Точки, точки в каждой строчке,
сколько букв от «А» до «Я»,
до чего ж она тупая,
работеночка моя…
Поступил на вечернее отделение физико-математического факультета педагогического института – ведь надо же, думая о будущем, что-то менять в настоящем. Работал инструктором по детскому туризму – все не то и не так… И тут мне вдруг повезло. Я помог задержать одного из двух бандитов, которые избили чешского студента и отобрали у него фотоаппарат. Начальник милиции Ленинграда, комиссар Соловьев лично выехал на происшествие. Узнав, что я закончил юридический институт, он пригласил меня работать в «органы». Даже после его личного указания отдел кадров настроенный на «нет», долго мурыжил меня, пока я наконец, не догадался пригласить оформлявшего мое дело майора в ресторан. Когда бутылка коньяка была допита, майор сказал мне:
– Не волнуйся, Гиля, все будет в порядке.

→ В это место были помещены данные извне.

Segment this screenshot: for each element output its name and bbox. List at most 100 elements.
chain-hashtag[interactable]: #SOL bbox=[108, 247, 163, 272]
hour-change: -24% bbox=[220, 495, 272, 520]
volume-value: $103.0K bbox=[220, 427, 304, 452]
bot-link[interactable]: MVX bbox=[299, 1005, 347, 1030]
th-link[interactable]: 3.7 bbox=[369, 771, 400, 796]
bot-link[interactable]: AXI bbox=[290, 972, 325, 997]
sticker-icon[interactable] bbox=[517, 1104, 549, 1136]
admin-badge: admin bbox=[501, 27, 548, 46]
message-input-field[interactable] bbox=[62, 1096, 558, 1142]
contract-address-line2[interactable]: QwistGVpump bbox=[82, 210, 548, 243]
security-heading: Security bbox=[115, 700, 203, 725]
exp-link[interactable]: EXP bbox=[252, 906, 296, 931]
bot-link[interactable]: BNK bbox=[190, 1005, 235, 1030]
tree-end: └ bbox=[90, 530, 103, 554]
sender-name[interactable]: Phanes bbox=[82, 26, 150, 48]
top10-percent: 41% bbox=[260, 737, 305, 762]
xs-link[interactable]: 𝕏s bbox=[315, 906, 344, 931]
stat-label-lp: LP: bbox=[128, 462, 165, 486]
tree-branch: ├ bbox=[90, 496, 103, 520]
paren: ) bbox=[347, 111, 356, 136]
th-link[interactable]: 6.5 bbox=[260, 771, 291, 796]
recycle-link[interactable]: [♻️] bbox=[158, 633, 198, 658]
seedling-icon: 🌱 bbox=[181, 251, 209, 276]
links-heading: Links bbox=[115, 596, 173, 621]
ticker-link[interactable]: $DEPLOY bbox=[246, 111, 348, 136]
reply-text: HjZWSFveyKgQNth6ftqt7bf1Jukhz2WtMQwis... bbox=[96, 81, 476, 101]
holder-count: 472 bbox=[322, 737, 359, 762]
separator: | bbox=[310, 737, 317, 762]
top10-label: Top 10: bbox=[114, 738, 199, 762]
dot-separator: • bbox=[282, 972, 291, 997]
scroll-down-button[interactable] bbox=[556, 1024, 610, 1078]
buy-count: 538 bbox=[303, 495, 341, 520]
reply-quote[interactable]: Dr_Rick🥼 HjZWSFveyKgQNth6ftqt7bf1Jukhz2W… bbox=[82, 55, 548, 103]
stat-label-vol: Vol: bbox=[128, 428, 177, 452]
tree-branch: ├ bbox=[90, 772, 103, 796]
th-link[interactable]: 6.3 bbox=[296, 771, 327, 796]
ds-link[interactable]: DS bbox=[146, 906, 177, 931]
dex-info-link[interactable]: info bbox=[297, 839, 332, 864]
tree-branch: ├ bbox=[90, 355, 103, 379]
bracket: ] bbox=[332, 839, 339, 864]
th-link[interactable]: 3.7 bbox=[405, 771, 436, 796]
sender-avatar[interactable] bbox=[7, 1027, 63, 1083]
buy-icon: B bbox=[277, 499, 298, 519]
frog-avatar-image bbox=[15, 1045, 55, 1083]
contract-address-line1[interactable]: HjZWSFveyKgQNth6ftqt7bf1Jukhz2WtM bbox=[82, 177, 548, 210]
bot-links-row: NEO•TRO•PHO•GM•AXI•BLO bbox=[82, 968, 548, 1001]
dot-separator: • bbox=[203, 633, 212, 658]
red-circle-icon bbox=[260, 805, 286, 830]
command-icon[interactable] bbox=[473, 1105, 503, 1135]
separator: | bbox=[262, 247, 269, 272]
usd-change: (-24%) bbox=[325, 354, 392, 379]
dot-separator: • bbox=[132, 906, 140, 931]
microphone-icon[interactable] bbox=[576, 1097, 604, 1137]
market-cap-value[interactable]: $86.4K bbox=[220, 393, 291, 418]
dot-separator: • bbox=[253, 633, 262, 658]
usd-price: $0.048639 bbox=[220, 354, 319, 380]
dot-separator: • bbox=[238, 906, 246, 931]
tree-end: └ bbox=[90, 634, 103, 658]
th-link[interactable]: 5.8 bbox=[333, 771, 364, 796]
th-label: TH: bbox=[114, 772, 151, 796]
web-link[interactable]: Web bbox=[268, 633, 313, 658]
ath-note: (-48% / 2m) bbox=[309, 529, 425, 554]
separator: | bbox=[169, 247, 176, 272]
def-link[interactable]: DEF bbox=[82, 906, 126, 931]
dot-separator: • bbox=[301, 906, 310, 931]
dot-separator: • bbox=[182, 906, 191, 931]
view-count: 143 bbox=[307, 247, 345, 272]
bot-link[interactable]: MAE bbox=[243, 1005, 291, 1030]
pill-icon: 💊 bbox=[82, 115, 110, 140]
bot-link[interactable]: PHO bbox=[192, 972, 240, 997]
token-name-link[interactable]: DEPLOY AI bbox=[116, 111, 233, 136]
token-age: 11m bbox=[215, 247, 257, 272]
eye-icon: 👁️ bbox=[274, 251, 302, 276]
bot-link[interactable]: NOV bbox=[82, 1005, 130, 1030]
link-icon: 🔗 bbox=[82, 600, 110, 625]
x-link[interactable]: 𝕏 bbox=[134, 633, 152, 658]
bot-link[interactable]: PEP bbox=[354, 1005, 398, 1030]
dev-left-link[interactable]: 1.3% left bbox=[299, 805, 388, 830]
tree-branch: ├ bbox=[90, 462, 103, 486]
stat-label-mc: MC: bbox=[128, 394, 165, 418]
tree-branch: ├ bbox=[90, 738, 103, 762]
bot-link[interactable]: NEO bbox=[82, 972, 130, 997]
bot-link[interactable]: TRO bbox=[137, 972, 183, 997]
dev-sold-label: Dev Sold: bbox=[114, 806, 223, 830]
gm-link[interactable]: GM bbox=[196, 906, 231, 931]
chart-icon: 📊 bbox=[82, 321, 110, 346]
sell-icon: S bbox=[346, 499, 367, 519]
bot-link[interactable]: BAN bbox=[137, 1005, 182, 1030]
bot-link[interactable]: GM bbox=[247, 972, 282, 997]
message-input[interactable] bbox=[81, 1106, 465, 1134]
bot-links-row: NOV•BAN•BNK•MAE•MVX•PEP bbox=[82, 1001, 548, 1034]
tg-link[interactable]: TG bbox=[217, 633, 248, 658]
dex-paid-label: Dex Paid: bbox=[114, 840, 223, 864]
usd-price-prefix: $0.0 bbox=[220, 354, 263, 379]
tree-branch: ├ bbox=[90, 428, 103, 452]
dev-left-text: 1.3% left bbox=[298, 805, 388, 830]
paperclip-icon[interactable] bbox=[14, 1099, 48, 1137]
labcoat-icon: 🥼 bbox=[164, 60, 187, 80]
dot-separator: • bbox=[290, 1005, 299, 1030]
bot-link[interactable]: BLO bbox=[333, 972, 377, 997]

Конечно, перед тем как пойти в ресторан, он заглянул в мое личное дело – как-то ведь надо будет называть меня во время выпивки в неофициальной обстановке ресторана. Так, через 25 лет после моего рождения, меня впервые назвали моим настоящим именем, именем моего деда, и, может быть, именем деда моего деда. Именем еврейского мудреца, который впервые четко сформулировал золотое правило: «Если не я для себя – кто для меня? Но если я только для себя, зачем я?» И меня назвали этим именем не мой отец и не моя мать. Этим именем меня назвал майор Никонов из Управления Ленинградской краснознаменной милиции.